Minister of Higher Education

14th term
- In office 11 April 2019 – 18 January 2021
- President: Kim Jong Un
- Premier: Kim Tok-hun Kim Jae-ryong
- Preceded by: Thae Hyong-chol
- Succeeded by: Ri Kuk-chol

President of Kim Il Sung University

14th term
- In office 11 April 2019 – 18 January 2021
- President: Kim Jong Un
- Premier: Kim Tok-hun Kim Jae-ryong
- Preceded by: Thae Hyong-chol
- Succeeded by: Ri Kuk-chol

Personal details
- Born: 28 April 1953 (age 72) South Hamgyong Province, North Korea
- Citizenship: North Korean
- Party: Workers' Party of Korea

= Choe Sang-gon =

North Korean politician

Choe Sang-gon (born 28 April 1953) is a politician of the Democratic People's Republic of Korea. He is a member of the Central Committee of the Workers' Party of Korea and was also a member of the 13th convocation of the Supreme People's Assembly.
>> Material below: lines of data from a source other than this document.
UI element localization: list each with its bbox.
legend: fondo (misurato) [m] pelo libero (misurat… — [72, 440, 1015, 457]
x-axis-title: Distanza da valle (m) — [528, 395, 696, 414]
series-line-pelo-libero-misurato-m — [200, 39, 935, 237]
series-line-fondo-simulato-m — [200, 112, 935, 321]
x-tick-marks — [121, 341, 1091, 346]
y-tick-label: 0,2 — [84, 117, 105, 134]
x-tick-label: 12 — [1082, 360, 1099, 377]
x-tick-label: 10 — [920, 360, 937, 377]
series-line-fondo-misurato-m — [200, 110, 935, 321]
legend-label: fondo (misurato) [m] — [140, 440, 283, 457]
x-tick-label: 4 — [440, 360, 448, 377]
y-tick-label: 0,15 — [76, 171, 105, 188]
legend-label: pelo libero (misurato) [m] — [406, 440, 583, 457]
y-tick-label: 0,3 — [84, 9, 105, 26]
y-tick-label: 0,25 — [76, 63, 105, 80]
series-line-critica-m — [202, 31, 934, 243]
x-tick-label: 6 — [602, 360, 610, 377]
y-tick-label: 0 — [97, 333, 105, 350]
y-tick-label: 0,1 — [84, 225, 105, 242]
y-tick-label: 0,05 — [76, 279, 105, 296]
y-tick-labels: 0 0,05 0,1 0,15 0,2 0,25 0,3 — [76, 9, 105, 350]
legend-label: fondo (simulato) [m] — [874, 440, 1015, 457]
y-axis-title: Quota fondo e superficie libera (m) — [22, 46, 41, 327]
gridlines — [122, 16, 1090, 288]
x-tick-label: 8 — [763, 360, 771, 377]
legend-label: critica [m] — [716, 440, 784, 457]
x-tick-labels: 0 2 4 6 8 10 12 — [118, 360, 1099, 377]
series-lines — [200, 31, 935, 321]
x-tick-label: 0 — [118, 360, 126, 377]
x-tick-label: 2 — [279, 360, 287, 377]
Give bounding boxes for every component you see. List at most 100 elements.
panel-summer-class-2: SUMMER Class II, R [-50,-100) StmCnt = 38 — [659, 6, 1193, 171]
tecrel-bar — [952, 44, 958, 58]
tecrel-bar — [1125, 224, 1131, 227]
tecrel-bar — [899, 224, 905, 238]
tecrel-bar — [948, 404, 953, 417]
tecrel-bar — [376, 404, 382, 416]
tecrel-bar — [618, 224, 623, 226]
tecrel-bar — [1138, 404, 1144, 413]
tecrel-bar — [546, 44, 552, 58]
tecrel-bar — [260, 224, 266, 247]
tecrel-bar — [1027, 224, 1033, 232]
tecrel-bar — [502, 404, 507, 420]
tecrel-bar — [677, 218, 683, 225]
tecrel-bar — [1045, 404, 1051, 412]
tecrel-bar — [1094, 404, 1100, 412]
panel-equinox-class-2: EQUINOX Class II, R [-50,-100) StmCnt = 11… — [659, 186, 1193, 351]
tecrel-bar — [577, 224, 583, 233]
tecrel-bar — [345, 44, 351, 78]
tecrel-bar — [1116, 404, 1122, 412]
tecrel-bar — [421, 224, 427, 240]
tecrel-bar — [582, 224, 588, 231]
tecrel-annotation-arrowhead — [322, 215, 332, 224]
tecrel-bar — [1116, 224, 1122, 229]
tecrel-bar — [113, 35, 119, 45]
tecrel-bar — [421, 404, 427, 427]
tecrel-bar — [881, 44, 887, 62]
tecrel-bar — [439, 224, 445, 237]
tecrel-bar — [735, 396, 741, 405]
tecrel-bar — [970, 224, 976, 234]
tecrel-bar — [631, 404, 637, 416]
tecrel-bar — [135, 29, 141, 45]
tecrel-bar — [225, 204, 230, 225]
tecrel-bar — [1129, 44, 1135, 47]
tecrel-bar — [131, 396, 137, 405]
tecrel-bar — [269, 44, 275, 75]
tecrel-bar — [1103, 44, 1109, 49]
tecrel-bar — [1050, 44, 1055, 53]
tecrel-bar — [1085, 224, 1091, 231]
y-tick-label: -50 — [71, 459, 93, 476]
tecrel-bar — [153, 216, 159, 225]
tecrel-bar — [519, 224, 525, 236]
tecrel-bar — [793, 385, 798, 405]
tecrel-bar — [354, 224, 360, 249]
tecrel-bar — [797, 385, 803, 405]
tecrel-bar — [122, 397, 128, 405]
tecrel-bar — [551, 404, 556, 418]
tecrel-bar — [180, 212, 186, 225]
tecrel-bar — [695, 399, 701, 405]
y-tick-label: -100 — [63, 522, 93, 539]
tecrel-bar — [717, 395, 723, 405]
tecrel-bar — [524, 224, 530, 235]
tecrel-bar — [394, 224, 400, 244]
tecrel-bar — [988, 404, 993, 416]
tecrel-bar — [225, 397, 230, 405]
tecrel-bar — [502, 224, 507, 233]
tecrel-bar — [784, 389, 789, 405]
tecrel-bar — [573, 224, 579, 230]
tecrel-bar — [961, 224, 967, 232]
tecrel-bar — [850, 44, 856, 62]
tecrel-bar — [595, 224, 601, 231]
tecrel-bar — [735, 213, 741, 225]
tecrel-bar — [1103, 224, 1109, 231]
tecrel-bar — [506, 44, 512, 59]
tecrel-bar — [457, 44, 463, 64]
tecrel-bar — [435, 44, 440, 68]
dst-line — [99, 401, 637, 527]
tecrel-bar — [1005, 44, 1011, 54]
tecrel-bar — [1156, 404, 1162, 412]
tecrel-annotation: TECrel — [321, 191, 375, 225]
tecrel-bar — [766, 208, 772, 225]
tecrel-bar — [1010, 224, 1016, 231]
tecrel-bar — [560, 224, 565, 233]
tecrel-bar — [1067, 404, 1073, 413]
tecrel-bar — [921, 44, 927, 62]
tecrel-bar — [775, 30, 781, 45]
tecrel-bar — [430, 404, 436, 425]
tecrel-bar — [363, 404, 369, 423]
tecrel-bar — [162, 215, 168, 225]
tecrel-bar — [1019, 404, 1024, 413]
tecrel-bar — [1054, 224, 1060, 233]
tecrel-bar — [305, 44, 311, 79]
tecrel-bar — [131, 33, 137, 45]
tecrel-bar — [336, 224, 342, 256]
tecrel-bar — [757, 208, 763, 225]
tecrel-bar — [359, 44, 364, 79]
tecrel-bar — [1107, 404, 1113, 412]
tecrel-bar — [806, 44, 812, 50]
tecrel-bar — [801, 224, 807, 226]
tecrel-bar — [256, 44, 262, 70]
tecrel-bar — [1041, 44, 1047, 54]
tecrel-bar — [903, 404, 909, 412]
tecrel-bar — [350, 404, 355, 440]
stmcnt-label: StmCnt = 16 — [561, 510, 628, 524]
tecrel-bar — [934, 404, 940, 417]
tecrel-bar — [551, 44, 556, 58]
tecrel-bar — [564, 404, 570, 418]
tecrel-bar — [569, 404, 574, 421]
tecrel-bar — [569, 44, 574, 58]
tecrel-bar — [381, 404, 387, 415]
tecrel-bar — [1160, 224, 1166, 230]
He serves as Minister of Higher Education in the Cabinet of North Korea and the President of Kim Il Sung University.

==Biography==
Choe was born on 28 April 1953 in South Hamgyong Province.

In 2008, he received a Ph.D. from the National Degree Conferment Ceremony, and was appointed Vice Chairman and then Chairman of the National Science and Technology Committee in August 2012 as a successor to Ri Cha-pang. In 2014, he served as deputy to the 13th convocation of the Supreme People's Assembly, and in May 2016 he became a member of the 7th convocation of the Central Committee of the Workers' Party of Korea.